Die Ausstellung "FUENF" im Museum für Photographie vereint fünf künstlerische Positionen aus Braunschweig, Hannover und Berlin, die überzeugende Arbeiten im Bereich der Fotografie darstellen. Fast alle Arbeiten werden hier das erste Mal gezeigt und sind zum Teil für diesen und in Auseinandersetzung mit dem Ausstellungsort entstanden.
So unterschiedlich die Herangehensweisen aller fünf Positionen sind – eine Gemeinsamkeit lässt sich dennoch festhalten: Alle fünf künstlerische Positionen setzen sich mit dem Medium Fotografie selbst auseinander. Es sind nicht nur (wenn überhaupt) Arbeiten mit sondern vor allem über Fotografie. Sie loten die Möglichkeiten und Grenzen des Mediums aus.
Bei Daniela Friebels fotografischen Arbeiten lohnt es sich, genauer hinzuschauen. Die Künstlerin hat sich das Trompe l’oeil zum Schwerpunkt ihrer künstlerischen Arbeit gewählt, ein aus der Malerei stammendes Genre, das es auf die Vortäuschung von Wirklichkeit anlegt. Friebels "Paintings" (2015) etwa – drei übergroße Leinwandrücken, die im Eingangsbereich des zweiten Torhauses lehnen – offenbaren sich bei näherem Hinsehen als überdimensionale Fotografien. Auch dass die eigentümlichen Felsformationen der Arbeit Batería (2015) in Wirklichkeit militärische Zwecke erfüllen, sieht man erst nach längerem Studium der Fotografien und Texte. Friebels Arbeiten sind spielerische Auseinandersetzungen mit der Fotografie. Im Prozess des "Schauens – Getäuscht Werdens – Erkennens" wird der Betrachter dazu animiert, über das Verhältnis von (fotografischem) Bild und Referent nachzudenken. Es wird offenbart, dass ein Bild eben etwas anderes ist als der Gegenstand, den es repräsentiert.
Zwei große QR-Codes prangen auf den beiden Billboards neben den Torhäusern des Museums für Photographie. Scannt man sie mit einem Smartphone, gelangt man zu Meike Redekers Arbeit "Gähnen Kratzen Summen" (2016), einem textbasierten Film, der den Vorbeispazierer – nicht unbedingt den Museumsbesucher – Teil einer filmischen Handlung werden lässt. Der Film lenkt den Blick des Betrachters auf seine Umgebung, die für ihn als inszenierte Wirklichkeit erscheint. "Gähnen Kratzen Summen" basiert auf der Arbeit "SCRATCH, YAWN, HUM", die Redeker 2015 für einen Galerieraum entwickelte. Für die Ausstellung "FUENF" hat Redeker die Arbeit an die besondere räumliche Disposition des Museums und die Präsentation im öffentlichen Raum angepasst. Somit fungiert "Gähnen Kratzen Summen" als Brücke in der Ausstellung. Sie lässt das räumlich geteilte Museum eins werden und verbindet die Arbeiten in den beiden Torhäusern miteinander.

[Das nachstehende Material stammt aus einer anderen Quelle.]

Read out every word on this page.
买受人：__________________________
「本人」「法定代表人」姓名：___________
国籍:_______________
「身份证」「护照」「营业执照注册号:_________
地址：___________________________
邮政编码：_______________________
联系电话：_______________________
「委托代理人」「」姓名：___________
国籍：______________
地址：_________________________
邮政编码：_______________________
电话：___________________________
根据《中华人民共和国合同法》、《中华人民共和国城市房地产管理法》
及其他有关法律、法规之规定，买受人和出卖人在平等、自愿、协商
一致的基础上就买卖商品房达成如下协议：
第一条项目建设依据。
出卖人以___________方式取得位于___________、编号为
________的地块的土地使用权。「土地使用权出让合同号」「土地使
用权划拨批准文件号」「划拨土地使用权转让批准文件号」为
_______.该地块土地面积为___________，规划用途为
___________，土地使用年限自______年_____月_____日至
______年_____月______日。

Als Absolvent der Hochschule der Bildenden Künste hat sich Christian Retschlag im Raum Braunschweig als Fotograf enigmatischer Einzelbilder bereits einen Namen gemacht. In "FUENF" wird Retschlag, neben weiteren Arbeiten, erstmalig einen Ausschnitt aus einer im Entstehen begriffenen Serie zeigen. Es sind Fotografien von einzelnen Bäumen im Wald, die durch ein dahinter gehaltenes weißes Papier freigestellt wurden. Die Sachlichkeit dieser Aufnahmen erinnert an die Pflanzenfotografie eines Karl Blossfeldts. Anders als bei Blossfeldt ist der Akt der Freistellung bei Retschlag jedoch Teil und Thema des Bildes. Es ist ein Eingriff in die Natur, der die Natur – für den kurzen Moment der Aufnahme – zum Kunstobjekt macht.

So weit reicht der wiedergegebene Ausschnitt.